# Other Animals > Other Pets >  New baby snapping turtle got some questions on tank size and what to feed him/her

## amphiboy77

how big should the tank be and how much will he eat before choking? oh and can i feed him crickets and meal worms? :Smile:

----------


## KINGblackPHINEX

ok post a comparison picture would be helpfull if possible and just feed him small enough portions were you wouldnt think he would choke better to be safe then sorry and my guess would be as little guys, they eat mostly "meat"...fish, insects, worms, etc. But they need more and more vegetable matter as they grow. so yes if you could possibly get him to eat the worms sure but as far as crickets im possibly thinking maybe not because it just doesnt seem right

----------


## amphiboy77

can i keep alligator snapping turtles and common snapping turtles together as babys?

----------


## amphiboy77



----------


## Tyler

Id memory serves the alligator will get a lot bigger alot faster and are strict carnivores their entire lives

----------


## KINGblackPHINEX

i would probably say as tiny as that yes but if they get any bigger probably not for fear of them eating eat other

----------


## newbiefrogger12

One adult snapper will eventualy need a 400 gallon tank or a 400 gallon stock. If its an aligator snapping turtle you will need a 600 gallon tank. For feeding get a high quality turtle food like mazuri or reptomin feed once a day. You act as his head is hollow than you give him the amount that you will think will fit in there. After you have had him for 6 months start feeding every other day. Any more quesions just ask. I own 3 turtles and have done extencive receserge on them.
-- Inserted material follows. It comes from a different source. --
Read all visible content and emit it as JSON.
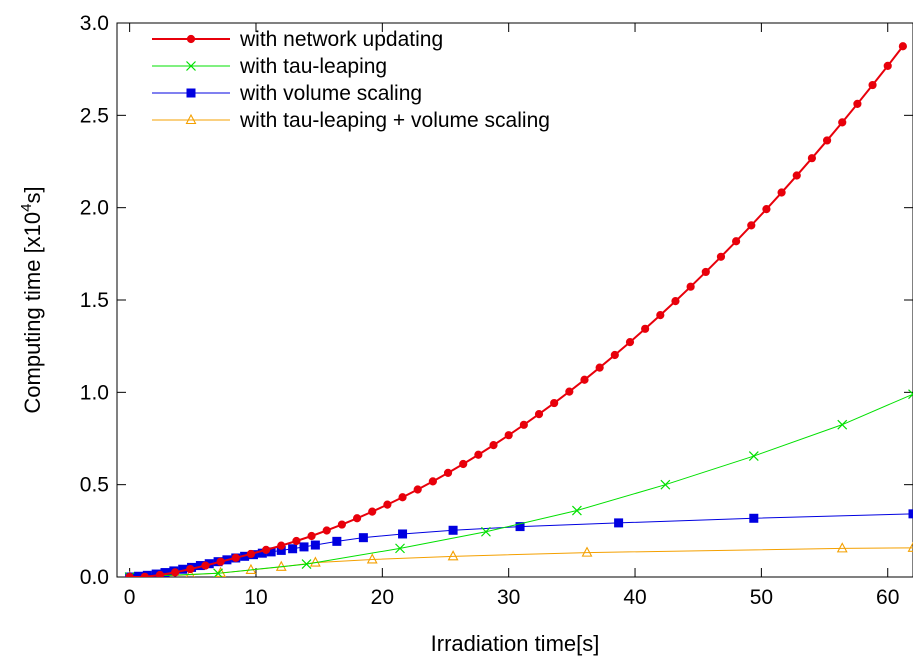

Sent from my iPhone using Tapatalk

----------


## findiviglio

> how big should the tank be and how much will he eat before choking? oh and can i feed him crickets and meal worms?


Hello,

Please see this article I've written on snapping turtle care, based on 30+ yrs working with them at the Bx Zoo and in my collection; other articles are linked there as well.  Re Diet - important to provide small whole minnow and other fishes (pre-killed easiest, as they are not very good at catching them when young) as a Calcium source (UVB not needed but may be useful).  Earthworms, blackworms (sold as tropical fish food) impt also.  Eventually, add Reptomin food sticks or another  hgih quality turtle food, along with freeze dried prawn/shrimp.  Crickets fine as treat, but do not rely upon them as a basis of the diet.  Mealworms not worthwhile.  Please feel free to post further questions after the article linked above. I don't see a way to be notified of responses here, on this thread...so please post on my blog so that I'll know to get back to you (I won't be able to check back here unless notified of a response) Best,  Frank

----------


## BlueisallIneed

> 


 Awwww so cute!!!!!!!!!!  :Smile:

----------


## amphiboy77

thanks for the info. im also trying to ake homemade food any recipes would help.

----------


## amphiboy77

thx! his name is bowzer. he is really tiny but very aggressive :Big Grin:

----------